Self-attention vs cross-attention

Same operation, different inputs. Self-attention reads from one sequence; cross-attention reads from another. The distinction every encoder-decoder architecture rests on.

Reviewed May 7, 2026 · 3 min read

One-line definition

Self-attention computes $softmax (Q K^{⊤} / d) V$ where $Q, K, V$ are all derived from the same sequence. Cross-attention uses $Q$ from one sequence and $K, V$ from another. Same kernel, different routing.

Why it matters

The distinction defines the difference between encoder-only models (BERT: self-attention only), decoder-only models (GPT: causal self-attention only), and encoder-decoder models (T5, original Transformer, Whisper: both). Every multi-modal architecture (image-conditioned text, text-conditioned audio) routes the modalities through cross-attention.

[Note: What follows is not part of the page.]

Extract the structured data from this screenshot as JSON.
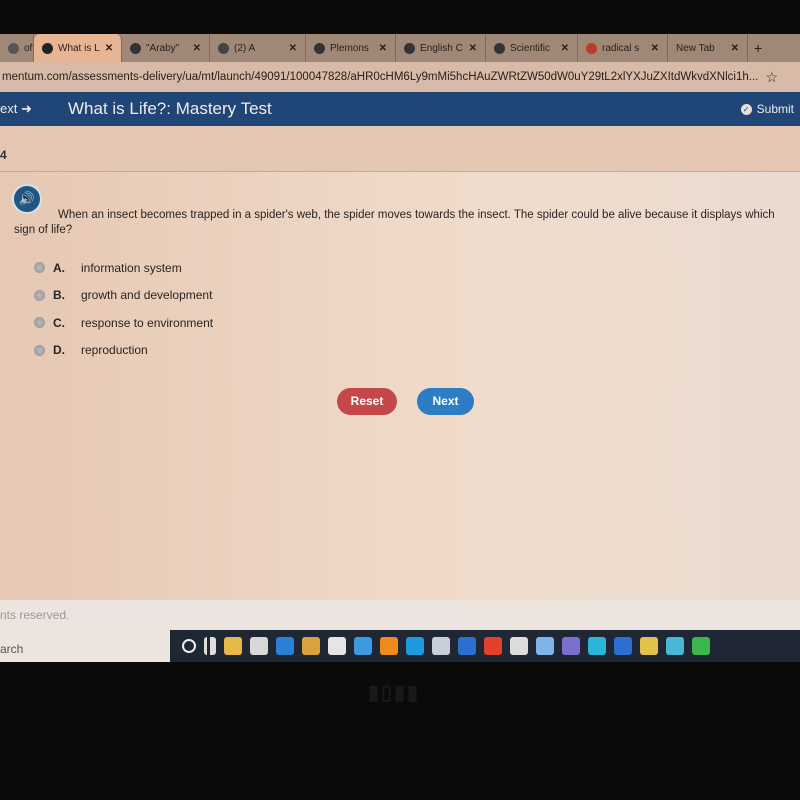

If you can write the matmuls correctly and explain why a given layer uses one or the other, you understand most of the transformer architecture landscape.

Self-attention

Inputs: a single sequence $X \in R^{n \times d}$ .

Q = X W_{Q}, K = X W_{K}, V = X W_{V},

Attention (Q, K, V) = softmax (\frac{Q K ^{⊤}}{d _{h}}) V .

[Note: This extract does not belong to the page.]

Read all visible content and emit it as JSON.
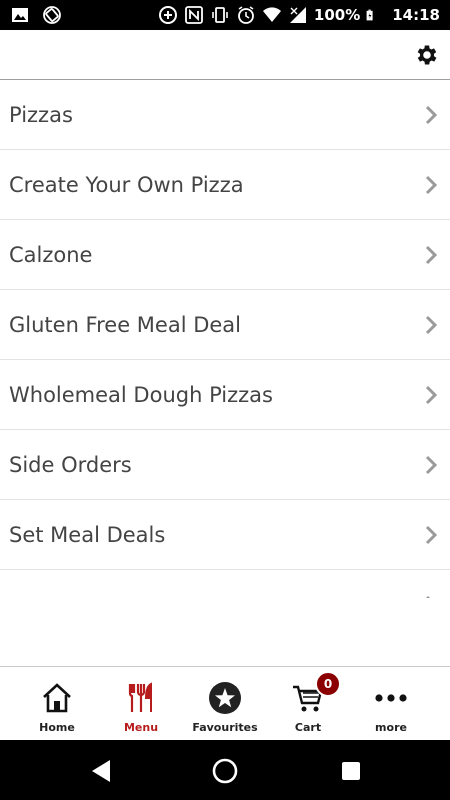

Each token attends to every other token (subject to masking). Used in:

BERT encoder layers: bidirectional self-attention.
GPT decoder layers: causal self-attention. The mask zeros out positions $j > i$ so token $i$ cannot attend to future tokens.

Cross-attention

Inputs: a query sequence $X$ and a key-value sequence $Y$ .

Q = X W_{Q}, K = Y W_{K}, V = Y W_{V} .

Same softmax, same scaling. The shape of the attention matrix is now $∣ X ∣ \times ∣ Y ∣$ .

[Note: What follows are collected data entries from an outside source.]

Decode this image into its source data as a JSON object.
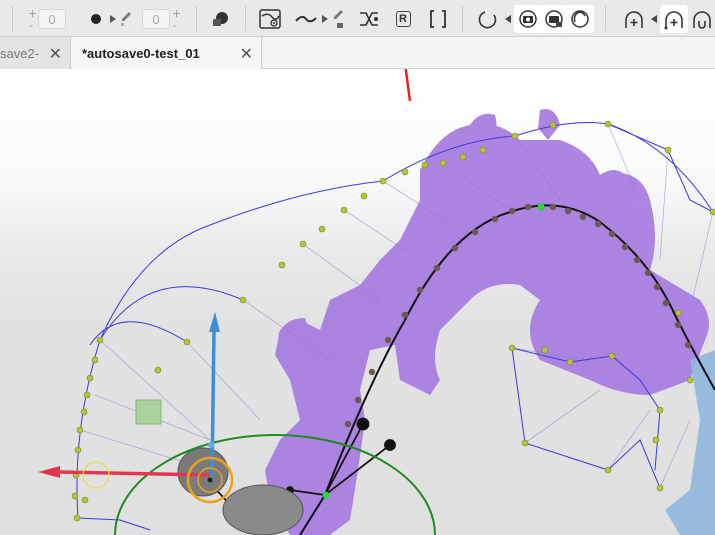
{
  "toolbar": {
    "field_a_value": "0",
    "field_b_value": "0",
    "plus_glyph": "+",
    "minus_glyph": "-",
    "r_button_label": "R"
  },
  "tabs": [
    {
      "label": "save2-",
      "close": "✕"
    },
    {
      "label": "*autosave0-test_01",
      "close": "✕"
    }
  ],
  "viewport": {
    "accent_colors": {
      "motion_trail": "#7a4bd0",
      "pose_silhouette": "#a67be0",
      "spline_wire": "#3a3ae0",
      "control_point": "#b7c43a",
      "gizmo_x": "#e2384d",
      "gizmo_y_ring": "#e9a21c",
      "gizmo_z": "#3a8fd6",
      "ground_circle": "#1f8a1f",
      "annotation_arrow": "#e82020"
    }
  }
}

Used wherever the model needs to “look up” information from a different source:

Encoder-decoder transformers: decoder layers cross-attend to the encoder output. Translation, summarization, speech-to-text.
Diffusion models with text conditioning: image-side latents cross-attend to text embeddings. Stable Diffusion, DiT.
Perceiver / Q-Former: a small set of learned latent queries cross-attend to a large input (image patches, audio frames) to compress it.
RAG-style architectures: model output cross-attends to retrieved document representations.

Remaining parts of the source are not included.